While these models still sit in the shadow of their more popular cousin, I have hopes that the tides are turning. Perhaps all business innovation boats will be lifted in 2023.
The honorable mentions
In a year so full of headlines and hot-takes, I’d be remiss not to share the runner ups for a trend-filled year. Bringing up the rear, here are my honorable mentions for 2022:
- Critical coverage was dished out for PFAS — condemning inadequate water testing, questionable definitions and regulatory loopholes and limitations, while uncovering their previously understated danger, pervasiveness in food packaging and potential to become airborne.
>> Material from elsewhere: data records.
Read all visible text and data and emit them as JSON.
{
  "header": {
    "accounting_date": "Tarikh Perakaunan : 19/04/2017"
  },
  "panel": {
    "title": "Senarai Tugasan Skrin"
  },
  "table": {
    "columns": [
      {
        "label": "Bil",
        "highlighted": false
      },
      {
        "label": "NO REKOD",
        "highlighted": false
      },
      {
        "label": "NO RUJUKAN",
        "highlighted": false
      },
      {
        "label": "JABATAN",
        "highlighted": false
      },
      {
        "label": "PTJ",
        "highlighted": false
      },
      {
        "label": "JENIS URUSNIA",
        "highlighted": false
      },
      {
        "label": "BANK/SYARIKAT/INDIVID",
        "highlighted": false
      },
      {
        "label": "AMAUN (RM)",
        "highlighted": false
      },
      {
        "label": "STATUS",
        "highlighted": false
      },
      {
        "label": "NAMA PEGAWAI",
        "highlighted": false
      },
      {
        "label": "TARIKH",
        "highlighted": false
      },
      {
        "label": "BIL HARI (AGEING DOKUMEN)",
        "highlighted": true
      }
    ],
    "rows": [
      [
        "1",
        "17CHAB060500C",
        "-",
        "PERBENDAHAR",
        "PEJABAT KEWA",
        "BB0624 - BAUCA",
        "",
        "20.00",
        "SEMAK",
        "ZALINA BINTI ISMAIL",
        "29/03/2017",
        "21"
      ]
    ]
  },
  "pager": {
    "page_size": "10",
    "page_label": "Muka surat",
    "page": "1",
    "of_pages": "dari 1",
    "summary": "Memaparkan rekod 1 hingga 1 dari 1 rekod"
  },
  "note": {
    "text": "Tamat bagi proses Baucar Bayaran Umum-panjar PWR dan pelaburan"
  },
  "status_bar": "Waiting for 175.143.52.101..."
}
And microplastics — detected for the first time in human breast milk, blood and lungs — received similar critique.
- Classic products got circular makeovers: Barbie, the Eams chair and the Billy Bookcase — even Mardi Gras beads and the humble shower — earned circular reboots.
- The link between emissions and waste became more defined, with circular materials management and zero-waste initiatives being called critical to achieve net zero. This was especially true in the world of plastics with acknowledgement of the gargantuan carbon footprint of the plastics industry and the unprecedented investment it would take to make net-zero plastics a reality.